To make this rigorous, we can count the permutations we're interested in using the Product Rule: To make a permutation $\pi_{1},\ldots,\pi_n$ for which $X_{i,j,k}(\pi_1,\ldots,\pi_n)=1$, we first choose integers $x,y,z$ with $1\le x< y<z\le n$ in one of $\binom{n}{3}$ ways.

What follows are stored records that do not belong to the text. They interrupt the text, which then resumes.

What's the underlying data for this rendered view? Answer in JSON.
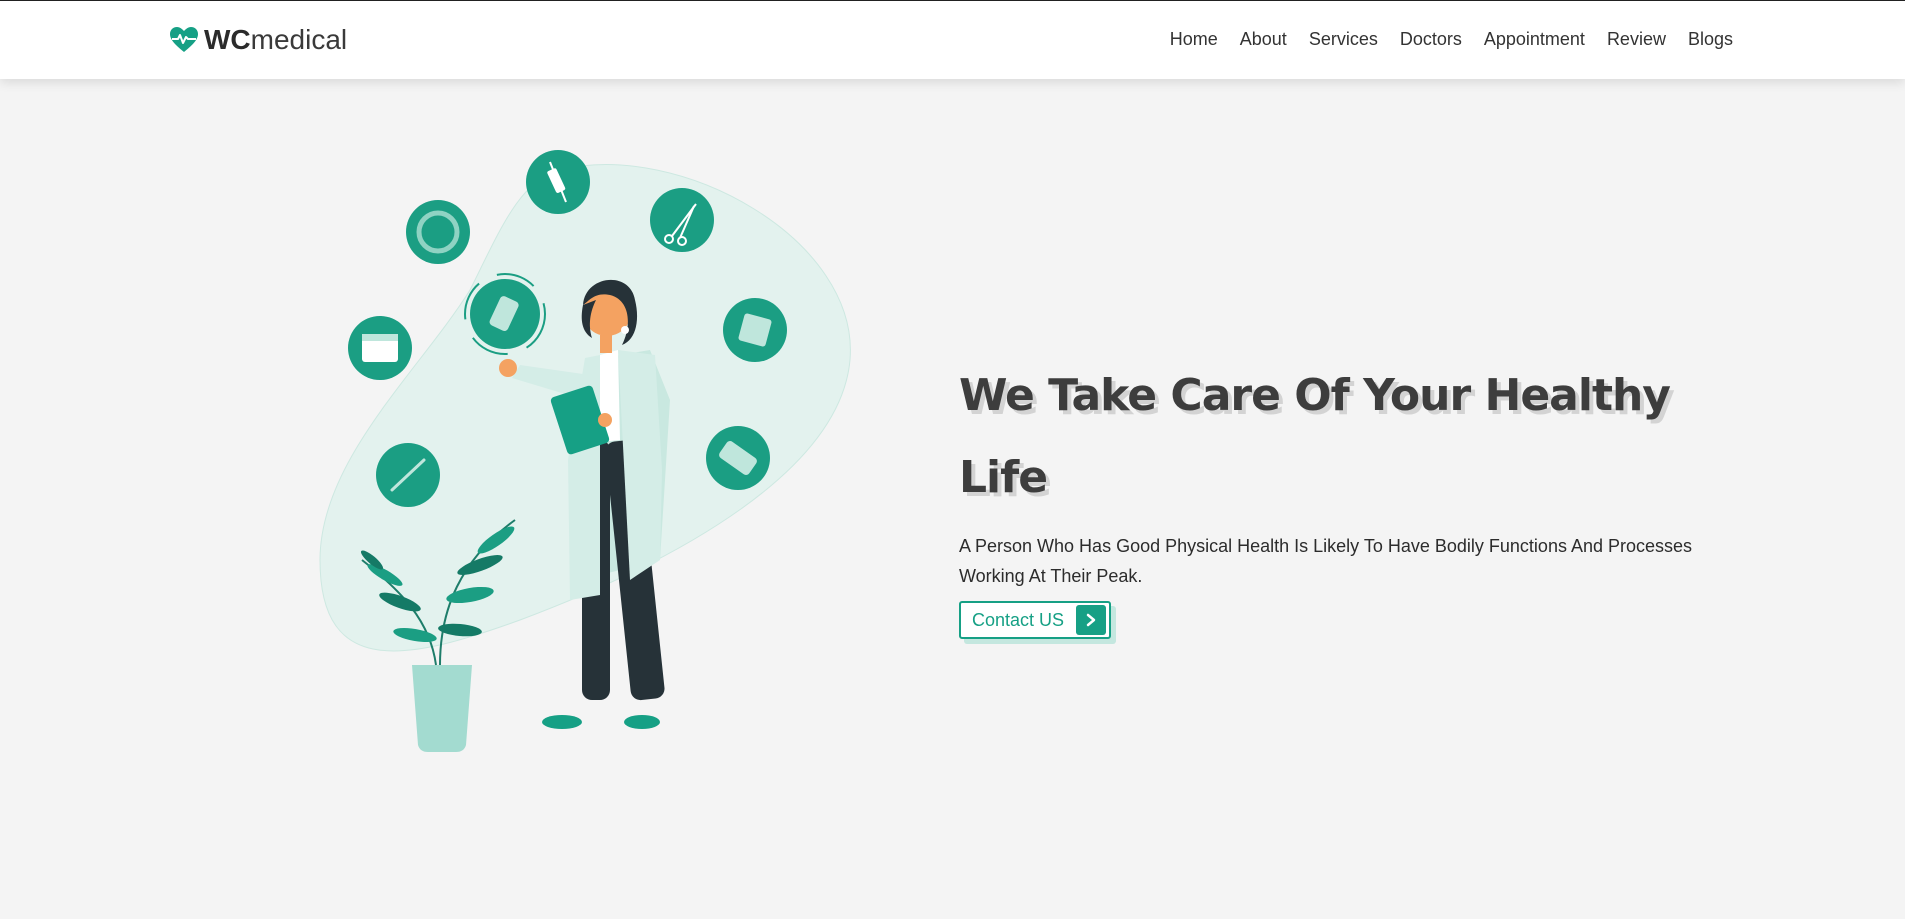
{
  "brand": {
    "bold": "WC",
    "light": "medical",
    "icon": "heart-pulse-icon"
  },
  "nav": {
    "items": [
      "Home",
      "About",
      "Services",
      "Doctors",
      "Appointment",
      "Review",
      "Blogs"
    ]
  },
  "hero": {
    "title_line1": "We Take Care Of Your Healthy",
    "title_line2": "Life",
    "description": "A Person Who Has Good Physical Health Is Likely To Have Bodily Functions And Processes Working At Their Peak.",
    "button_label": "Contact US",
    "button_icon": "chevron-right-icon"
  },
  "colors": {
    "accent": "#16a085",
    "background": "#f4f4f4",
    "header_bg": "#ffffff",
    "title": "#3d3d3d"
  }
}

We then set $\pi_{i}=x$, $\pi_j=y$, and $\pi_k=z$ and complete the rest of permutation using $n-3$ values in $\{1,\ldots,n\}\setminus\{x,y,z\}$ in one of $(n-3)!$ ways. \begin{align*} |X_{i,j,k}=1| & = \binom{n}{3}\cdot (n-3)! \\ & = \frac{n!}{3!(n-3)!}\cdot (n-3)! \\ & = \frac{n!}{3!} \enspace . \end{align*} Therefore, \[ \Pr(X_{i,j,k}=1) = \frac{n!/3!}{n!}=\frac{1}{3!} \enspace . \] Now we can finish with \begin{align*} \E(X) & = \E\left(\sum_{i=1}^{n-2}\sum_{j=i+1}^{n-1}\sum_{k=j+1}^n X_{i,j,k}\right) \\ & = \sum_{i=1}^{n-2}\sum_{j=i+1}^{n-1}\sum_{k=j+1}^n \E(X_{i,j,k}) \\ & = \sum_{i=1}^{n-2}\sum_{j=i+1}^{n-1}\sum_{k=j+1}^n \Pr(X_{i,j,k}=1) \\ & = \sum_{i=1}^{n-2}\sum_{j=i+1}^{n-1}\sum_{k=j+1}^n 1/3! \\ & = \left.\binom{n}{3}\middle/ 3!\right. \\ \end{align*}

Let \[ R = \{i\in\{1,\ldots,n\}: \pi_i> i \} \enspace . \] Notice that $|R|$ is a random variable.

What is $E(|R|)$?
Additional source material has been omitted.